Thursday, April 21, 2011

Configurable Web Capture in Acrobat

Today I put in a feature request for a new feature for the next dot-release of Adobe Acrobat X. What I requested is a white-list/black-list (of URLs) capability for Web Capture.

You may already know about Acrobat's incredibly useful Control-Shift-O (Open URL) functionality, which does just what you think it should: It captures a web page as a PDF document. The built-in functionality is already plenty powerful. It walks all the links in a web page and captures all linked-to pages (and their linked-to pages, etc., however many levels deep you want), creating appropriate links and Bookmarks inside the finished PDF document. And you can specify "Stay on the same server" if you want, to be sure the web-capture session doesn't inadvertently pull in content from a partner's (or competitor's) site, say. Which is all pretty neat.

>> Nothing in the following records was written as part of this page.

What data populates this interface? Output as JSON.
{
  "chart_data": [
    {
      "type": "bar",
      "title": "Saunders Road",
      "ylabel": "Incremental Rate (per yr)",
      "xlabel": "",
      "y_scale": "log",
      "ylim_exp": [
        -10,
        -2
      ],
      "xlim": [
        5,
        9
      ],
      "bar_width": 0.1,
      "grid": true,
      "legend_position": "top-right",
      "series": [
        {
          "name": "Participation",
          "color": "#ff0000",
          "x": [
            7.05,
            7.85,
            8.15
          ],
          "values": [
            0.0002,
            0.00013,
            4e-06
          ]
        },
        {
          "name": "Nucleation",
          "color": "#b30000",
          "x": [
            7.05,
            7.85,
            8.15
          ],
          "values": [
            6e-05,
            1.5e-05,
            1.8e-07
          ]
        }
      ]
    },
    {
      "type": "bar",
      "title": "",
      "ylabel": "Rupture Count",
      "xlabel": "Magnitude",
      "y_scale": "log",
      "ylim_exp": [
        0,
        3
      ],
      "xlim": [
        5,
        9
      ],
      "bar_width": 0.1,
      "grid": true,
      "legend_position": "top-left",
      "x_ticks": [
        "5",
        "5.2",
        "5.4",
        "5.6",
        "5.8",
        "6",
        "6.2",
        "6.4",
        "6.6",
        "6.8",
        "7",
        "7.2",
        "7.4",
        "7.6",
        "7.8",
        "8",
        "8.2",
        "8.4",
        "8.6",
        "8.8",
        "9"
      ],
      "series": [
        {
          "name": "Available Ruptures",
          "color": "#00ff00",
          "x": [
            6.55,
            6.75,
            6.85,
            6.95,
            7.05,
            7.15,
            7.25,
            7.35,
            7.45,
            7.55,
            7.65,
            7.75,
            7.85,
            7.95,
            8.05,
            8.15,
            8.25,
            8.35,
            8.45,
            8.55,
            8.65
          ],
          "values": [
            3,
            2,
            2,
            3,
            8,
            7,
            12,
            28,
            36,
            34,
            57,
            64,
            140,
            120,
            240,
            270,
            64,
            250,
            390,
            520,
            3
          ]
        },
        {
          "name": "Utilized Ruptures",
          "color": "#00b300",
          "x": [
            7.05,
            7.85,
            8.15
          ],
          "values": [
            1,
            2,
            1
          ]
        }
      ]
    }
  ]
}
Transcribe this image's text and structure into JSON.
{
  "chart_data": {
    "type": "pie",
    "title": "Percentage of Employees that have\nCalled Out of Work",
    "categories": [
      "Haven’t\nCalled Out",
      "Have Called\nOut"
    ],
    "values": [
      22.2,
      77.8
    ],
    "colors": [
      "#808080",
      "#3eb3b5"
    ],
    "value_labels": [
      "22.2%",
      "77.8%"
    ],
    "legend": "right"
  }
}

I ran into a situation the other day, though, where I wanted to capture all the web content from a site, but I didn't want to pull down any content from URLs containing /javadoc/. It would have been neat if Acrobat's Ctrl-Shft-O feature had an Advanced Configuration dialog in which I could have specified certain URLs which either MUST always (white list) or MUST NOT (black list) be followed in the course of a traversal. Neater still would be if you could supply white-listed or black-listed URLs as regular expressions. (Follow this pattern, don't follow that pattern.)

I don't hold out much hope that this kind of feature will make it into a dot release, but I figured I would submit it anyway. As they say, no squeaky, no greasy.